Enfin, non, ce n’était pas moi. C’était un alter ego totalement fantasmé, diamétralement opposé à moi, que j’avais créé dans un récit de fiction totalement décousu qui mettait en scène, sous des masques largement transparents, mon entourage de collégien. Ces feuillets s’étant retrouvés je ne sais plus comment entre les mains de mes camarades, ils circulèrent rapidement, provoquant un grand enthousiasme, sans doute moins dû à la qualité de l’œuvre elle-même qu’au plaisir que chacun éprouvait à se trouver ainsi mis en scène. La réaction extrêmement positive me cause une grande surprise. J’avais toujours créé, écrit, dessiné, mais sans tellement susciter autour de moi l’intérêt que j’aurais pu souhaiter. Je ne tentais guère de partager mes créations, de toute façon, persuadé qu’elles n’intéresseraient que moi. Mais de ce jour où je goûtai au nectar de la gloire (aussi minime soit-elle), ma vie changea : je pouvais intéresser les autres grâce à mes écrits, ils pouvaient m’aider à créer un pont entre eux et moi, au-delà de ce que j’avais toujours perçu comme un précipice de différences irréconciliables. Depuis ce temps, pour le meilleur et pour le pire, cette motivation ne m’a pas quitté.

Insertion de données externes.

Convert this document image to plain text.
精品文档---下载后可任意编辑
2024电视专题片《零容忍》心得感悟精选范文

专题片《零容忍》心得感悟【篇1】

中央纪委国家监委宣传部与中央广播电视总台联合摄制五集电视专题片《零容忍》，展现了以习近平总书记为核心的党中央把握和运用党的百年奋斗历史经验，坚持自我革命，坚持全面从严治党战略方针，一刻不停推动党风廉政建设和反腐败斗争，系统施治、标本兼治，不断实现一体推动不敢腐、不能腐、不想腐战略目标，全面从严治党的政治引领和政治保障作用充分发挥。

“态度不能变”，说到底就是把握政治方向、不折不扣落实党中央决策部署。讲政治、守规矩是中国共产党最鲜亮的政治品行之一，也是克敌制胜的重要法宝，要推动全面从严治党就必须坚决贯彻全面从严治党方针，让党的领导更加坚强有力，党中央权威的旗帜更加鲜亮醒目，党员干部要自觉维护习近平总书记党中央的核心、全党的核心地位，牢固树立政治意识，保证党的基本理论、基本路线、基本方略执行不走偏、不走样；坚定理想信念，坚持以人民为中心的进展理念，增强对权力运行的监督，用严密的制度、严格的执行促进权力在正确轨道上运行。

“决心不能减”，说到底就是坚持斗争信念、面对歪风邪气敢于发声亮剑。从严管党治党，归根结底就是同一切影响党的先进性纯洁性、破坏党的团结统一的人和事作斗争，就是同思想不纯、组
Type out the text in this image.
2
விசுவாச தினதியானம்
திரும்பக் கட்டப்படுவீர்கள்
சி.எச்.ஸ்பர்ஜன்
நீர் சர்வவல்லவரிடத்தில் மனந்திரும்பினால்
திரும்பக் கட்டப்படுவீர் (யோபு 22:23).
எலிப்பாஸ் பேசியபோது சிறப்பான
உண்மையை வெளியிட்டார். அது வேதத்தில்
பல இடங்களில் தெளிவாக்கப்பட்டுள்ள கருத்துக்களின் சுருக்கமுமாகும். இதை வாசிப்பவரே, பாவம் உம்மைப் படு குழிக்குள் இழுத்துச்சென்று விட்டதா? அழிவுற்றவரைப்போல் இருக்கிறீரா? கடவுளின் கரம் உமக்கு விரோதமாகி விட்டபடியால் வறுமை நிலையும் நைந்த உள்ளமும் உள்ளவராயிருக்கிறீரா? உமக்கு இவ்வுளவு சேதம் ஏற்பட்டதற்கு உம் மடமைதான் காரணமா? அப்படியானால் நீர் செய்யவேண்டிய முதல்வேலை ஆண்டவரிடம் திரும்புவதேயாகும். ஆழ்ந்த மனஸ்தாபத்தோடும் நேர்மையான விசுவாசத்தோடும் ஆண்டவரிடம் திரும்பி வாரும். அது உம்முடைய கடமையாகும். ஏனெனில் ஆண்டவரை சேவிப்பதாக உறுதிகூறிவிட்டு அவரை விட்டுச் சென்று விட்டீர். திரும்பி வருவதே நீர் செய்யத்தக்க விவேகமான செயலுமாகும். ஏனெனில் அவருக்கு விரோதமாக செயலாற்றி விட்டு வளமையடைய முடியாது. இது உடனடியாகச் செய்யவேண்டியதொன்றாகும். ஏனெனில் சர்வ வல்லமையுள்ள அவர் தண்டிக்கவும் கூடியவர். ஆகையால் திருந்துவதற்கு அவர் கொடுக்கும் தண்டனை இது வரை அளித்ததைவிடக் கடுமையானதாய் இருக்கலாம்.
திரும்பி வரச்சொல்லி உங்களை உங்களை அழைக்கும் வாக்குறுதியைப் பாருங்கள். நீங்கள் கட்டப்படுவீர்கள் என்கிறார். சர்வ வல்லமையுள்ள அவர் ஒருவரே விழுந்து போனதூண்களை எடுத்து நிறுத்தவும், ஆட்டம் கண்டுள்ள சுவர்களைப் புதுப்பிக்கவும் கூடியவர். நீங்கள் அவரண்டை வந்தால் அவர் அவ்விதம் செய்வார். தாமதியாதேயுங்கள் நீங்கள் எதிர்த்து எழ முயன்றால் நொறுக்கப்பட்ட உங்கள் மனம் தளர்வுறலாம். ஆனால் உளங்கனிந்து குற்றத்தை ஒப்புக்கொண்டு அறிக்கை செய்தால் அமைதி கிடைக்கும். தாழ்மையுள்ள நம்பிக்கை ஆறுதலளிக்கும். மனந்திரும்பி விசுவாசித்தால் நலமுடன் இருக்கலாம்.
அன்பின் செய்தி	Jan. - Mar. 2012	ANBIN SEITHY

J’ai réitéré la même expérience plusieurs fois au long de mes études. Pendant mon année de classé prépra, j’ai rédigé les Khrôniques, roman expérimental autofictionnel qui m’a rapporté le même genre de succès. Puis j’ai co-fondé un journal étudiant satirique qui mettait en scène profs et étudiants de mon école. J’ai même fini, à force d’inventer et de me confondre avec des personnages nettement plus à l’aise socialement que moi, par réussir à gagner quelques galons de coolitude. Tout semblait aller pour le mieux. Ou du moins, vers le mieux.
Mais mes études sont arrivées à un terme, et quand j’ai intégré le monde du travail, les choses se sont compliquées. Plus question de montrer mes productions, de peur qu’elles arrivent sous les yeux du patron. D’une part, je ne voulais pas qu’il se doute que je caressais d’autres ambitions que celle d’être l’employé modèle. D’autre part, nombre de mes œuvres servaient de défouloir contre la hiérarchie et le système. J’étais de nouveau condamné à créer pour moi seul, ou presque. Mais j’avais pris goût au partage de mes œuvres, et je ne pouvais plus revenir en arrière. Heureusement, Internet arriva à ma rescousse. Des communautés s’y créaient rapidement, qui rassemblaient créateurs et lecteurs, offrant à la fois la possibilité d’un nouveau public à conquérir et la promesse d’une confrérie d’auteurs avec qui créer des liens d’amitié.
Ma conquête du public stagna rapidement. Mes plus gros succès, encore une fois, furent sans aucun doute ceux qui flattaient l’ego du lecteur en l’intégrant à ma création. Je remarquais aussi rapidement une différence fondamentale avec mes confrères : s’ils disaient dans leur immense majorité produire pour leur plaisir personnel, je trouvai ma motivation dans le partage avec un public. Et j’en tirais une certaine fierté. Je me démenais à créer et entretenir des liens avec chacun des membres de ce public, et si j’approchais les autres créateurs, c’était avec le sentiment permanent de leur être inférieur, comme un enfant qui vient soumettre au jugement d’adultes son dessin maladroit. Il faut dire que je me heurtai violemment à ce que je jugeais être l’illégitimité de mes productions : les autres créateurs avaient des vies plus intéressantes, des sentiments plus exaltants, des idées plus brillantes. Peu importait ce que je tentais d’insuffler dans mes strips, BD ou romans, cela me semblait toujours puéril, présomptueux, voire déplacé. Le sentiment de ma propre imposture créa une nécessité à déguiser, le plus souvent sous le masque de la comédie, mes expériences et mes pensées avant de les présenter à un public. Un comportement qui m’encombre d’ailleurs encore aujourd’hui, et que je tente de battre en brèche à chaque ligne de ce texte.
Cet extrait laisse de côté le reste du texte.